On the other hand, many B lymphocytes create antibodies that deposit in precancerous lesions, feeding chronic inflammation via Fc receptor (FcR) activation of innate cells moving into preneoplastic and neoplastic TME. Furthermore, B cells can limit T cell responses by producing immunosuppressive cytokines such as TGF-β and IL-10, which are both needed for Treg development and reducing effector T cell responses (^{Fridman et al., 2021}, ^{Sarvaria et al., 2017}). However, we did not identify the subset of B cells in the samples in our investigation since all subsets exhibit B220 molecules on their surface. Based on the effects of M2, Th17, and Treg cells, it is postulated that B cells operate as anti-tumor rather than pro-tumor agents in this situation.

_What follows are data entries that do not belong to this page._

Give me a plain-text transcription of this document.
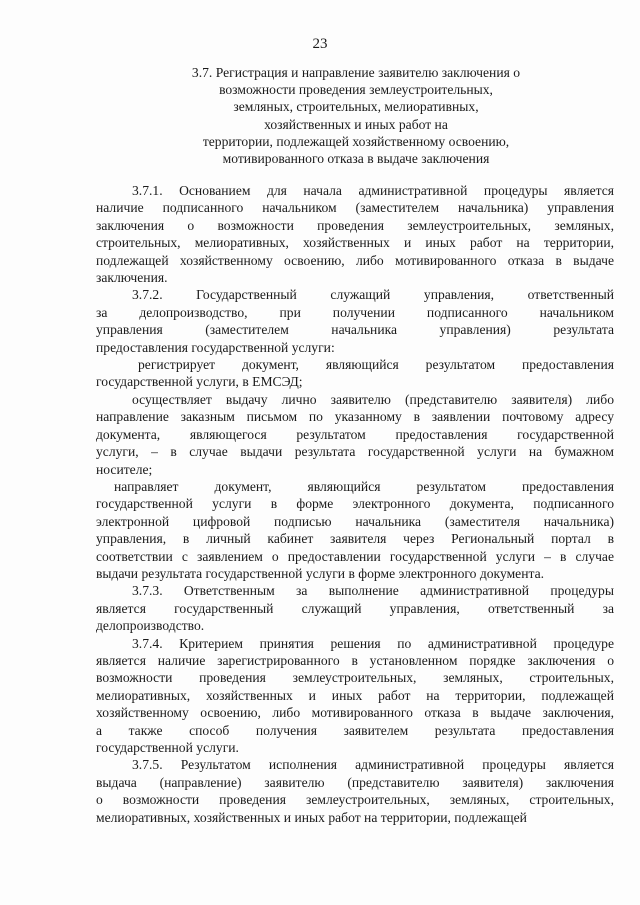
23
3.7. Регистрация и направление заявителю заключения о
возможности проведения землеустроительных,
земляных, строительных, мелиоративных,
хозяйственных и иных работ на
территории, подлежащей хозяйственному освоению,
мотивированного отказа в выдаче заключения

3.7.1. Основанием для начала административной процедуры является
наличие подписанного начальником (заместителем начальника) управления
заключения о возможности проведения землеустроительных, земляных,
строительных, мелиоративных, хозяйственных и иных работ на территории,
подлежащей хозяйственному освоению, либо мотивированного отказа в выдаче
заключения.

3.7.2. Государственный служащий управления, ответственный
за делопроизводство, при получении подписанного начальником
управления (заместителем начальника управления) результата
предоставления государственной услуги:

регистрирует документ, являющийся результатом предоставления
государственной услуги, в ЕМСЭД;

осуществляет выдачу лично заявителю (представителю заявителя) либо
направление заказным письмом по указанному в заявлении почтовому адресу
документа, являющегося результатом предоставления государственной
услуги, – в случае выдачи результата государственной услуги на бумажном
носителе;

направляет документ, являющийся результатом предоставления
государственной услуги в форме электронного документа, подписанного
электронной цифровой подписью начальника (заместителя начальника)
управления, в личный кабинет заявителя через Региональный портал в
соответствии с заявлением о предоставлении государственной услуги – в случае
выдачи результата государственной услуги в форме электронного документа.

3.7.3. Ответственным за выполнение административной процедуры
является государственный служащий управления, ответственный за
делопроизводство.

3.7.4. Критерием принятия решения по административной процедуре
является наличие зарегистрированного в установленном порядке заключения о
возможности проведения землеустроительных, земляных, строительных,
мелиоративных, хозяйственных и иных работ на территории, подлежащей
хозяйственному освоению, либо мотивированного отказа в выдаче заключения,
а также способ получения заявителем результата предоставления
государственной услуги.

3.7.5. Результатом исполнения административной процедуры является
выдача (направление) заявителю (представителю заявителя) заключения
о возможности проведения землеустроительных, земляных, строительных,
мелиоративных, хозяйственных и иных работ на территории, подлежащей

Meanwhile, there was a significant drop in B cells’ relative number in cancer patients following cisplatin chemotherapy. The drug’s effect targeting actively dividing cells may explain the decrease in the relative number of cells following cisplatin prescription. Immunocompetent cells actively proliferate in response to cancer progression, hence cisplatin reduces the relative number of B cells (^{Ziebart et al., 2017}). The results demonstrated that Cheral treatment reduced the relative number of B cells in the spleen, which was affected by the high content of flavonoids and polyphenols, both of which have antioxidant properties. We suspect that the subset of B cells lowered by cheral administration is Breg cells. Flavonoids and polyphenols’ antioxidant activity reduces the quantity of ROS generated in breast cancer cells by acting as electron receptors, destabilizing the ROS, further lowering NF-κB activity, and leading to a lower number of B lymphocytes (^{Willenbacher et al., 2019}). Curcumin and phyllantin have also been demonstrated to limit B cell proliferation, dropping the relative number of B cells (^{Jantan et al., 2019}, ^{Willenbacher et al., 2019)}. Curcumin can also inhibit BKS-2 and the expression of the c-myc and egr-1 genes (^{Giordano and Tommonaro, 2019}). Based on this description, it is clear that cisplatin and Cheral can lower the relative number of B cells following their administration.

Conclusions

This study demonstrates that dietary combined herbs extract of Curcuma zedoaria and Phyllanthus niruri exerts a dose-dependent immunosuppressive effect in a DMBA-induced breast cancer mouse model by modulating key immune cells, including M2 macrophages, Th17 cells, regulatory T cells, and B cells in the spleen. Flow cytometry confirmed altered immune profiles, and in silico analysis supported potential multi-target interactions with inflammatory and oncogenic proteins. This in vivo study evaluates the dose-dependent immunomodulatory effects of Cheral extract, highlighting its therapeutic potential in resource-limited settings. Further studies are warranted to validate active compounds, explore underlying molecular mechanisms, assess tumor volume and survival outcomes, and integrate transcriptomic or proteomic analyses for deeper mechanistic insights.

Acknowledgements

The authors thank Brawijaya University for supporting and funding this study (M.R.).